Temperature measurements from 16 nodes of a 100x100 meter grid at the Crater Lake CALM site on Deception Island, Antarctica, recorded at about 50 cm depth. Data acquisition began in 2006, with readings taken from 1 to 4 hours. The PERMATHERMAL monitoring network is led by Dr. Miguel Ángel de Pablo of Universidad de Alcalá.
Use Cases
- Analyze seasonal temperature variations at 50 cm depth across the 16-node grid.
- Model permafrost thermal regime using time-series data collected at 1-4 hour intervals since 2006.
- Correlate ground temperature data from PT stations with active layer thickness measurements from the CALM grid.
- Study long-term permafrost temperature trends at the Deception Island monitoring site.
Strengths
- Time-series data collected at 1-4 hour intervals since 2006, providing high temporal resolution.
- Measurements from 16 spatially distributed nodes within a standardized 100x100 m CALM grid.

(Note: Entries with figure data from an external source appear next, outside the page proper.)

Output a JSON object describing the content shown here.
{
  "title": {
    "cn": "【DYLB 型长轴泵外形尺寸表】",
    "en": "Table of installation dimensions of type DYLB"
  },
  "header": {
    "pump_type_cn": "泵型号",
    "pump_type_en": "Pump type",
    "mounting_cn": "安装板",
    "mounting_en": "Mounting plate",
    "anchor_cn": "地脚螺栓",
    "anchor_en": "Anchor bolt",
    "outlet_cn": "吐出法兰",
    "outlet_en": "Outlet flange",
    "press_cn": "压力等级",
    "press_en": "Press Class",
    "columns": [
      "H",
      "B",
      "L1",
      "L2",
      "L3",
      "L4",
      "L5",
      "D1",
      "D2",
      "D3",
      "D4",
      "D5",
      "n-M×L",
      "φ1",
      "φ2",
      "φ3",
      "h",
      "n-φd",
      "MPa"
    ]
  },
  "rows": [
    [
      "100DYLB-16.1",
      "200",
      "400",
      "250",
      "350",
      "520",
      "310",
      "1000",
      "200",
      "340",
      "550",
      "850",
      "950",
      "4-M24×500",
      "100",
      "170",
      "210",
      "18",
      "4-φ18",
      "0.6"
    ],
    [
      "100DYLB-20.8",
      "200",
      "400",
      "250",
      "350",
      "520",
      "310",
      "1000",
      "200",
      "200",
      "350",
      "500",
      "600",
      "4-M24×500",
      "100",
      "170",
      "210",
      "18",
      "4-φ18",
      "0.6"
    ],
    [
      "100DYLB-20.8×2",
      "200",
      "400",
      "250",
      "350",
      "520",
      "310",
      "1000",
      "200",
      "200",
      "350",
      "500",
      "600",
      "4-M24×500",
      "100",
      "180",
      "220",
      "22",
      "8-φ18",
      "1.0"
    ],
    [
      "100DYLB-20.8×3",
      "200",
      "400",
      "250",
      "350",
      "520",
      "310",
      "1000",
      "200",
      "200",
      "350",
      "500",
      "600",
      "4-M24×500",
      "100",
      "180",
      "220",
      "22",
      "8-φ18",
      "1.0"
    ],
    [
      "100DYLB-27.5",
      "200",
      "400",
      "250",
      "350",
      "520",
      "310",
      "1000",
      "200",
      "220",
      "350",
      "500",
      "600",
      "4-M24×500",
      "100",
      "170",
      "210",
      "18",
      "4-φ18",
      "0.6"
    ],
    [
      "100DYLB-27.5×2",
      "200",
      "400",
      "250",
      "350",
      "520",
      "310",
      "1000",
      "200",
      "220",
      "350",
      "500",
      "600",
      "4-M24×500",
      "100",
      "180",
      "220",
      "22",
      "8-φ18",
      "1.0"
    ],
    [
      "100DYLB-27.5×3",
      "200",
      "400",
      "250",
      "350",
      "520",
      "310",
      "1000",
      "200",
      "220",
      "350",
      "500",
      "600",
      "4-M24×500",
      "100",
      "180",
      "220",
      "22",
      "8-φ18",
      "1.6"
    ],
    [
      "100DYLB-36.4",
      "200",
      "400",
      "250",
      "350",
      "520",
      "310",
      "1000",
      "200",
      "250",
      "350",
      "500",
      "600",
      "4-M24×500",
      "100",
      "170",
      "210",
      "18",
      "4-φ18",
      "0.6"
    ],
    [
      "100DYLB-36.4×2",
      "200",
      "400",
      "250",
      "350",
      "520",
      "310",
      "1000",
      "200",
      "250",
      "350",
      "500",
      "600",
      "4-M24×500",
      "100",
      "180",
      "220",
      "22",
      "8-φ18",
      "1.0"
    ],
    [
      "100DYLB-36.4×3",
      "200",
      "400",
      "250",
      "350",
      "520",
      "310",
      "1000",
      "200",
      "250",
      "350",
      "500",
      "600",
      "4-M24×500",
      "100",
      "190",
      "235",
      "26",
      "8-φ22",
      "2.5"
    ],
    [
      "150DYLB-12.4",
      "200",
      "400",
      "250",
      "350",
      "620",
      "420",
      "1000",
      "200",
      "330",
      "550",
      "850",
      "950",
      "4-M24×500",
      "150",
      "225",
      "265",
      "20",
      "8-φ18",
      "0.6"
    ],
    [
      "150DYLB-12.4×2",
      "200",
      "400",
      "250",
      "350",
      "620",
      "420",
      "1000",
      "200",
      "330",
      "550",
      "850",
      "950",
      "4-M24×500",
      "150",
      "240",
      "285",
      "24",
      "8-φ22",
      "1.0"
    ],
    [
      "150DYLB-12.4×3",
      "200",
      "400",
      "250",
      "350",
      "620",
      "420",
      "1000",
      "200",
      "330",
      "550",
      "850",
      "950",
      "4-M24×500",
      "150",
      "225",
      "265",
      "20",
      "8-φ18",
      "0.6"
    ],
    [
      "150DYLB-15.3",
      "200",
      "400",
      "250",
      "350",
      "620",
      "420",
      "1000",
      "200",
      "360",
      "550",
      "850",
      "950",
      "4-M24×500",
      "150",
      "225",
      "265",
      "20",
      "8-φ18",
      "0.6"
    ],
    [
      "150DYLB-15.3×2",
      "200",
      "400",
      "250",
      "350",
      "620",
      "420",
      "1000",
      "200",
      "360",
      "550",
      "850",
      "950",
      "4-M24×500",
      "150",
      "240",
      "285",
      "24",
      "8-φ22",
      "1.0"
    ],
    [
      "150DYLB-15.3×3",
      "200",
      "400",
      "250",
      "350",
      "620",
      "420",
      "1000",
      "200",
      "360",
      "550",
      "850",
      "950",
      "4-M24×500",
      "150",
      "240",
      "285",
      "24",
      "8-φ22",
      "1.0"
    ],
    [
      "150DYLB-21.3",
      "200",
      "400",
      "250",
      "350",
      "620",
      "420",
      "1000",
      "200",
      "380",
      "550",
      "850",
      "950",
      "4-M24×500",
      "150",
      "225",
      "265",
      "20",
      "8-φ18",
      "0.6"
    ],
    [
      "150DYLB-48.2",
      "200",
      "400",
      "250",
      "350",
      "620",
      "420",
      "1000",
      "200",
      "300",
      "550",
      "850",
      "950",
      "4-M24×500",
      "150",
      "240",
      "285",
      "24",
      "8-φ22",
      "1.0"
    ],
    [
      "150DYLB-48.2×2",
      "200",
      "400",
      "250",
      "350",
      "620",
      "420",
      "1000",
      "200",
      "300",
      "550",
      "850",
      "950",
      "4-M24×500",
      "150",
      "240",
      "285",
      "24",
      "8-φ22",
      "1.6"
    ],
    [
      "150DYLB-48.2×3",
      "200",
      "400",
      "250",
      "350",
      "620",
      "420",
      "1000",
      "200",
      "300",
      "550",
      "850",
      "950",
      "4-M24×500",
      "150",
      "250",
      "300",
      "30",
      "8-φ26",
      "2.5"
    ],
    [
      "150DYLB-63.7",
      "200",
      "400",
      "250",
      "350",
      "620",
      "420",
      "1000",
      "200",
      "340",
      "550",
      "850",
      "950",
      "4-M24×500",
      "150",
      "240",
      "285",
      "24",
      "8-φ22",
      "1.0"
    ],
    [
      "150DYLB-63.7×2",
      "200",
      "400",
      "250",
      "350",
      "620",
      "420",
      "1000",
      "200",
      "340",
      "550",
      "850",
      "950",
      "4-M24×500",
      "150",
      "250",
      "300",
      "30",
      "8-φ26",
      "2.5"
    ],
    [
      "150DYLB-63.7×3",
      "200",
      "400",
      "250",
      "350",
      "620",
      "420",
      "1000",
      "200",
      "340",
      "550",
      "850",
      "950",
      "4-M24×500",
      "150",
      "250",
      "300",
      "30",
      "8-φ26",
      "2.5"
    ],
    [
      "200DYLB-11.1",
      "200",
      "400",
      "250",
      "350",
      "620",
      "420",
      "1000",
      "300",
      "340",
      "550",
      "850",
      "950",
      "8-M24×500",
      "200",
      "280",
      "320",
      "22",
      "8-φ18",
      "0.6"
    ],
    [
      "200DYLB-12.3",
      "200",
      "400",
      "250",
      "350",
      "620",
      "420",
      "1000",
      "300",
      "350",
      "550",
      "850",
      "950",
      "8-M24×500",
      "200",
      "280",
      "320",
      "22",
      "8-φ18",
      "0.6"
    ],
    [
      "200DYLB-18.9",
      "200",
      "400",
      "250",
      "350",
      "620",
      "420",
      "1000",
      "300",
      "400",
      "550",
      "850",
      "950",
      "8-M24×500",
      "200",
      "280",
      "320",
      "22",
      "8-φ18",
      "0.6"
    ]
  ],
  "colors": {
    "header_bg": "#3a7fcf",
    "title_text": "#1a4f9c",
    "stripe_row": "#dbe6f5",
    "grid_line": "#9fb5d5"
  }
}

- Part of a long-term monitoring network (PERMATHERMAL) following GCOS principles.
Limitations
- Limited spatial coverage to a single 100x100 m grid at one Antarctic island site.
- Unknown sample size and data completeness for the time series.
- Depth of measurement is fixed at approximately 50 cm, lacking a vertical temperature profile.
Provenance
- Source
- PERMATHERMAL monitoring network led by Universidad de Alcalá, via NASA EarthData.
- Collection Method
- Temperatures registered inside short boreholes at grid nodes.
- Time Range
- Since 2006.
- Freshness
- null
- Geography
- Crater Lake CALM site (A16), Deception Island, South Shetland Archipelago, Antarctica.